Non soffocando i caratteri della democrazia rappresentativa ma, nel misurarsi
col conflitto di classe, ha esercitato il binomio mediazione-annientamento con
forme peculiari nel governo dello stesso. Forme che si sono sviluppate ed affinate
a partire dalla relazione che si è stabilita tra rivoluzione e controrivoluzione
per il processo rivoluzionario aperto dalle BR in Italia, dato politico quest'ultimo
non ricomponibile, attuale e dominante le relazioni di scontro tra Classe e
Stato sul terreno rivoluzionario del potere e perciò esso stesso filo
a piombo a partire dal quale lo Stato rimodella i propri caratteri di controrivoluzione
preventiva.
L'attività delle BR lungo la direttrice di attacco al cuore dello Stato,
ovvero laddove si determina la ridefinizione dei rapporti politici tra Classe
e Stato, dei rapporti di forza, delle modalità di governo relative alla
mediazione politica, è l'asse principale su cui si è definita
l'identità stessa delle BR, nonché si è precisato il concreto
modo di procedere della guerra di classe nelle metropoli imperialiste e, al
cui interno le BR hanno collocato il loro ruolo di direzione politica: la questione
del Partito come processo di costruzione-fabbricazione delle condizioni stesse
della guerra di classe e della direzione politica idonea a farvi fronte.

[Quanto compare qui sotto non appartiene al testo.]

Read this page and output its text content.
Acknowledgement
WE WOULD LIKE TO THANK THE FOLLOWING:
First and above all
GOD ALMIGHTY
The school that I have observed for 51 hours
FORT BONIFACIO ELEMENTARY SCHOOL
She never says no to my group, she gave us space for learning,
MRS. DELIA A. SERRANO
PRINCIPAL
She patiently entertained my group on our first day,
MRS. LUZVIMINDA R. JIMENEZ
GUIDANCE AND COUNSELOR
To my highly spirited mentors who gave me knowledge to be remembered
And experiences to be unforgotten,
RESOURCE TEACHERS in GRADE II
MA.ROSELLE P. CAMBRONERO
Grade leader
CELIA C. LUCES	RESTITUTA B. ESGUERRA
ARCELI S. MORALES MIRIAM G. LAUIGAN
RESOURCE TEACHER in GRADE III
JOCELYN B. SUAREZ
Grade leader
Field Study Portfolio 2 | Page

In questo senso "l'agire da Partito per costruire il Partito" contrassegna
l'intero arco della prassi delle BR dalla fase di "Propaganda Armata"
all'attuale fase di "Ritirata Strategica". Questi 2 elementi strutturali
della strategia delle BR unitamente alla proposta della lotta armata a tutta
la classe, materializzata attraverso una linea di massa politico-militare, per
linee interne all'Autonomia di Classe (ma non suo prolungamento armato), funzionale
a disporre e organizzare le forze a seconda delle necessità delle diverse
fasi rivoluzionarie, costituiscono i 3 elementi di fondo che hanno determinato
i termini di sviluppo del processo di guerra di classe di lunga durata, per
contro, modellate le peculiarità del più generale rapporto rivoluzione/controrivoluzione,
le sue modalità di dispiegamento.
Un andamento della guerra di classe che ha costretto i diversi aspetti delle
politiche dello Stato ad una stretta interrelazione: non più momenti
separati tra atti repressivi, atti politici, atti legislativi ma, nel più
generale contesto della controrivoluzione preventiva il processo controrivoluzionario
ha maturato un intervento politico complessivo che attraversa tutte le politiche
antiproletarie e tutti i diversi piani di rapporto tra le classi. Un'evoluzione
del rapporto rivoluzione/controrivoluzione che ha aperto alle diverse fasi rivoluzionarie
che hanno scandito il corso del processo rivoluzionario, fasi modellate dal
complesso delle necessità politiche determinate dalla dinamica: attività
d'avanguardia-scontro di classe-controrivoluzione dello Stato. Elementi che
hanno contribuito a definire il quadro di scontro più generale e al contempo
chiarito l'impossibilità di uno sviluppo lineare e progressivo della
guerra di classe e come le fasi stesse siano la risultanza effettiva dello scontro
rivoluzionario e di classe di contro allo Stato, rapporto di scontro che modifica
gli equilibri dei fattori in lotta.
Ciò fa si che il processo rivoluzionario sia continuamente segnato da
salti e rotture dalle precedenti condizioni dello scontro, ma questo non vuol
dire affatto il venir meno della sua praticabilità e l'azzeramento dei
fattori politici che gli presiedono e danno sviluppo.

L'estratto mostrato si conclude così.